If $y=mx+c$ is a normal to the ellipse $\frac{x^2}{a^2}+\frac{y^2}{b^2}=1$, then $c^2$ equals

Suppose $y=mx+c$ is a normal to the ellipse $\frac{x^2}{a^2}+\frac{y^2}{b^2}=1$ at point $(a\cos \theta , b\sin \theta )$. An equation of normal at $(a\cos \theta , b\sin \theta )$ is $ax\sec \theta -by\mathrm{cosec}\theta =\left(a^2-b^2\right)$     (i)
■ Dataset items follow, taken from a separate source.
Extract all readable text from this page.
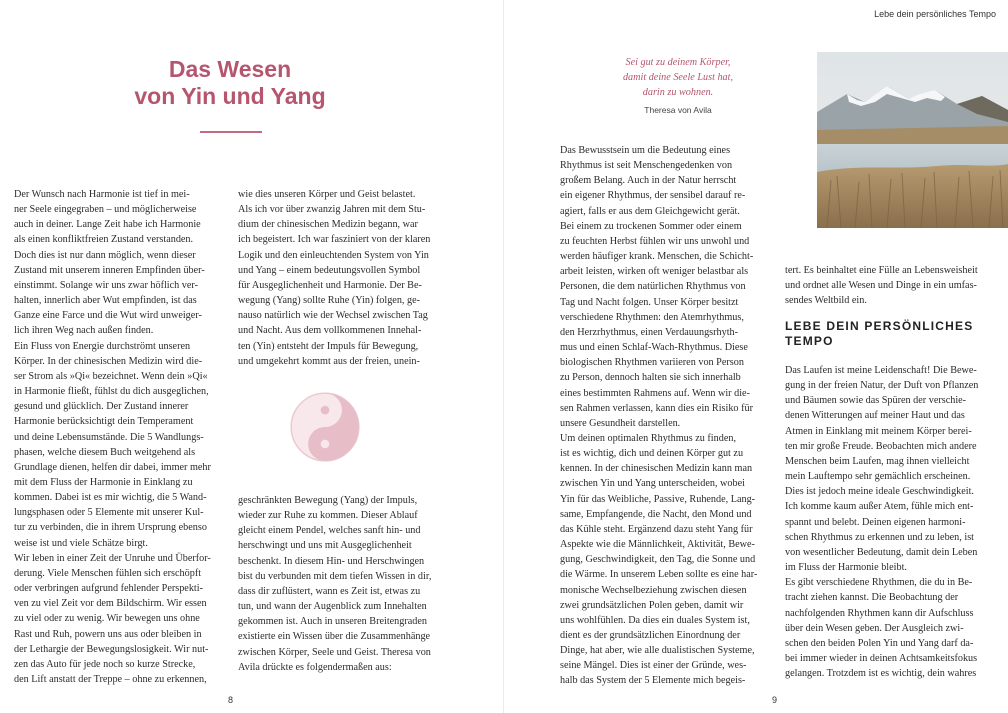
Das Wesen
von Yin und Yang

Der Wunsch nach Harmonie ist tief in mei-

ner Seele eingegraben – und möglicherweise

auch in deiner. Lange Zeit habe ich Harmonie

als einen konfliktfreien Zustand verstanden.

Doch dies ist nur dann möglich, wenn dieser

Zustand mit unserem inneren Empfinden über-

einstimmt. Solange wir uns zwar höflich ver-

halten, innerlich aber Wut empfinden, ist das

Ganze eine Farce und die Wut wird unweiger-

lich ihren Weg nach außen finden.

Ein Fluss von Energie durchströmt unseren

Körper. In der chinesischen Medizin wird die-

ser Strom als »Qi« bezeichnet. Wenn dein »Qi«

in Harmonie fließt, fühlst du dich ausgeglichen,

gesund und glücklich. Der Zustand innerer

Harmonie berücksichtigt dein Temperament

und deine Lebensumstände. Die 5 Wandlungs-

phasen, welche diesem Buch weitgehend als

Grundlage dienen, helfen dir dabei, immer mehr

mit dem Fluss der Harmonie in Einklang zu

kommen. Dabei ist es mir wichtig, die 5 Wand-

lungsphasen oder 5 Elemente mit unserer Kul-

tur zu verbinden, die in ihrem Ursprung ebenso

weise ist und viele Schätze birgt.

Wir leben in einer Zeit der Unruhe und Überfor-

derung. Viele Menschen fühlen sich erschöpft

oder verbringen aufgrund fehlender Perspekti-

ven zu viel Zeit vor dem Bildschirm. Wir essen

zu viel oder zu wenig. Wir bewegen uns ohne

Rast und Ruh, powern uns aus oder bleiben in

der Lethargie der Bewegungslosigkeit. Wir nut-

zen das Auto für jede noch so kurze Strecke,

den Lift anstatt der Treppe – ohne zu erkennen,

wie dies unseren Körper und Geist belastet.

Als ich vor über zwanzig Jahren mit dem Stu-

dium der chinesischen Medizin begann, war

ich begeistert. Ich war fasziniert von der klaren

Logik und den einleuchtenden System von Yin

und Yang – einem bedeutungsvollen Symbol

für Ausgeglichenheit und Harmonie. Der Be-

wegung (Yang) sollte Ruhe (Yin) folgen, ge-

nauso natürlich wie der Wechsel zwischen Tag

und Nacht. Aus dem vollkommenen Innehal-

ten (Yin) entsteht der Impuls für Bewegung,

und umgekehrt kommt aus der freien, unein-

geschränkten Bewegung (Yang) der Impuls,

wieder zur Ruhe zu kommen. Dieser Ablauf

gleicht einem Pendel, welches sanft hin- und

herschwingt und uns mit Ausgeglichenheit

beschenkt. In diesem Hin- und Herschwingen

bist du verbunden mit dem tiefen Wissen in dir,

dass dir zuflüstert, wann es Zeit ist, etwas zu

tun, und wann der Augenblick zum Innehalten

gekommen ist. Auch in unseren Breitengraden

existierte ein Wissen über die Zusammenhänge

zwischen Körper, Seele und Geist. Theresa von

Avila drückte es folgendermaßen aus:

8
Lebe dein persönliches Tempo
9

Sei gut zu deinem Körper,
damit deine Seele Lust hat,
darin zu wohnen.

Theresa von Avila

Das Bewusstsein um die Bedeutung eines

Rhythmus ist seit Menschengedenken von

großem Belang. Auch in der Natur herrscht

ein eigener Rhythmus, der sensibel darauf re-

agiert, falls er aus dem Gleichgewicht gerät.

Bei einem zu trockenen Sommer oder einem

zu feuchten Herbst fühlen wir uns unwohl und

werden häufiger krank. Menschen, die Schicht-

arbeit leisten, wirken oft weniger belastbar als

Personen, die dem natürlichen Rhythmus von

Tag und Nacht folgen. Unser Körper besitzt

verschiedene Rhythmen: den Atemrhythmus,

den Herzrhythmus, einen Verdauungsrhyth-

mus und einen Schlaf-Wach-Rhythmus. Diese

biologischen Rhythmen variieren von Person

zu Person, dennoch halten sie sich innerhalb

eines bestimmten Rahmens auf. Wenn wir die-

sen Rahmen verlassen, kann dies ein Risiko für

unsere Gesundheit darstellen.

Um deinen optimalen Rhythmus zu finden,

ist es wichtig, dich und deinen Körper gut zu

kennen. In der chinesischen Medizin kann man

zwischen Yin und Yang unterscheiden, wobei

Yin für das Weibliche, Passive, Ruhende, Lang-

same, Empfangende, die Nacht, den Mond und

das Kühle steht. Ergänzend dazu steht Yang für

Aspekte wie die Männlichkeit, Aktivität, Bewe-

gung, Geschwindigkeit, den Tag, die Sonne und

die Wärme. In unserem Leben sollte es eine har-

monische Wechselbeziehung zwischen diesen

zwei grundsätzlichen Polen geben, damit wir

uns wohlfühlen. Da dies ein duales System ist,

dient es der grundsätzlichen Einordnung der

Dinge, hat aber, wie alle dualistischen Systeme,

seine Mängel. Dies ist einer der Gründe, wes-

halb das System der 5 Elemente mich begeis-

tert. Es beinhaltet eine Fülle an Lebensweisheit

und ordnet alle Wesen und Dinge in ein umfas-

sendes Weltbild ein.

LEBE DEIN PERSÖNLICHES
TEMPO

Das Laufen ist meine Leidenschaft! Die Bewe-

gung in der freien Natur, der Duft von Pflanzen

und Bäumen sowie das Spüren der verschie-

denen Witterungen auf meiner Haut und das

Atmen in Einklang mit meinem Körper berei-

ten mir große Freude. Beobachten mich andere

Menschen beim Laufen, mag ihnen vielleicht

mein Lauftempo sehr gemächlich erscheinen.

Dies ist jedoch meine ideale Geschwindigkeit.

Ich komme kaum außer Atem, fühle mich ent-

spannt und belebt. Deinen eigenen harmoni-

schen Rhythmus zu erkennen und zu leben, ist

von wesentlicher Bedeutung, damit dein Leben

im Fluss der Harmonie bleibt.

Es gibt verschiedene Rhythmen, die du in Be-

tracht ziehen kannst. Die Beobachtung der

nachfolgenden Rhythmen kann dir Aufschluss

über dein Wesen geben. Der Ausgleich zwi-

schen den beiden Polen Yin und Yang darf da-

bei immer wieder in deinen Achtsamkeitsfokus

gelangen. Trotzdem ist es wichtig, dein wahres
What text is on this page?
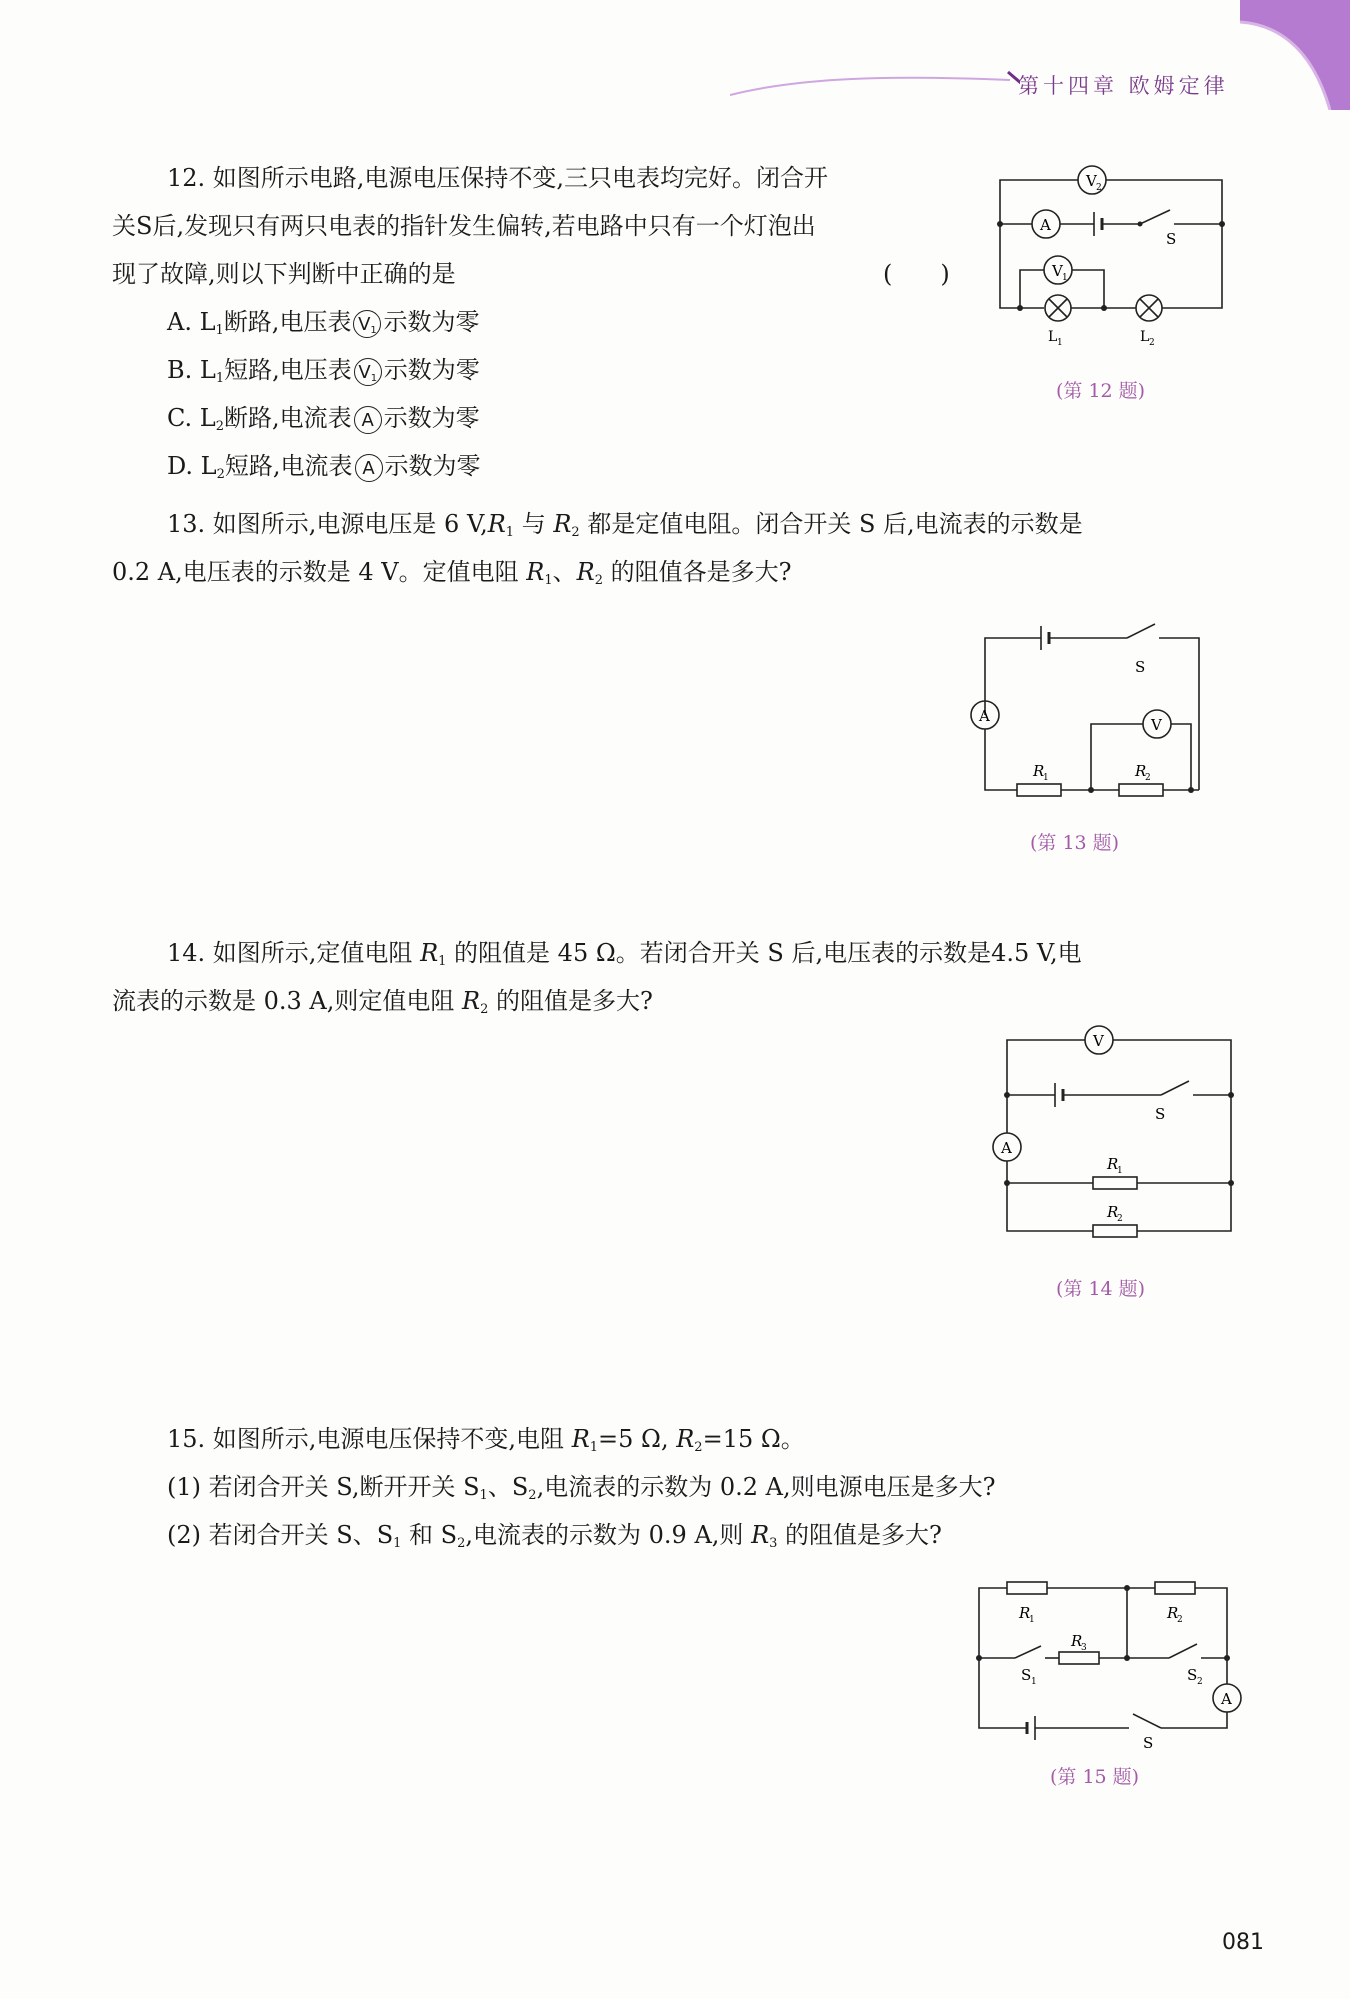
第十四章 欧姆定律
12. 如图所示电路,电源电压保持不变,三只电表均完好。闭合开
关S后,发现只有两只电表的指针发生偏转,若电路中只有一个灯泡出
现了故障,则以下判断中正确的是	(　　)
A. $L_1$断路,电压表 $V_1$ 示数为零
B. $L_1$短路,电压表 $V_1$ 示数为零
C. $L_2$断路,电流表 A 示数为零
D. $L_2$短路,电流表 A 示数为零
V 2
A
S
V 1
L 1	L 2
(第 12 题)
13. 如图所示,电源电压是 6 $V,R_1$ 与 $R_2$ 都是定值电阻。闭合开关 S 后,电流表的示数是
0.2 A,电压表的示数是 4 V。定值电阻 $R_1$、$R_2$ 的阻值各是多大?
S
A	V
R
1	R
2
(第 13 题)
14. 如图所示,定值电阻 $R_1$ 的阻值是 45 Ω。若闭合开关 S 后,电压表的示数是4.5 V,电
流表的示数是 0.3 A,则定值电阻 $R_2$ 的阻值是多大?
V
A
S
R
1
R
2
(第 14 题)
15. 如图所示,电源电压保持不变,电阻 $R_1=5$ Ω, $R_2=15$ Ω。
(1) 若闭合开关 S,断开开关 $S_1$、$S_2$,电流表的示数为 0.2 A,则电源电压是多大?
(2) 若闭合开关 S、$S_1$ 和 $S_2$,电流表的示数为 0.9 A,则 $R_3$ 的阻值是多大?
R
1	R
2
R
3
S 1	S 2
A
S
(第 15 题)
081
Note that this equation is the same as

$mx-y= -c$       (ii)

Comparing (i) and (ii) we get

$\begin{array}{l}\frac{m}{a\sec \theta }=\frac{-1}{-b\mathrm{cosec}\theta }=\frac{-c}{a^2-b^2}\\ \Rightarrow \cos \theta =\frac{-ac}{m\left(a^2-b^2\right)},\sin \theta =\frac{-bc}{a^2-b^2}\end{array}$

Now, $1={\cos }^2\theta +{\sin }^2\theta =\frac{c^2\left(a^2+b^2{m}^2\right)}{m^2{\left(a^2-b^2\right)}^2}$

$\Rightarrow c^2=\frac{{\left(a^2-b^2\right)}^2{m}^2}{a^2+b^2{m}^2}$.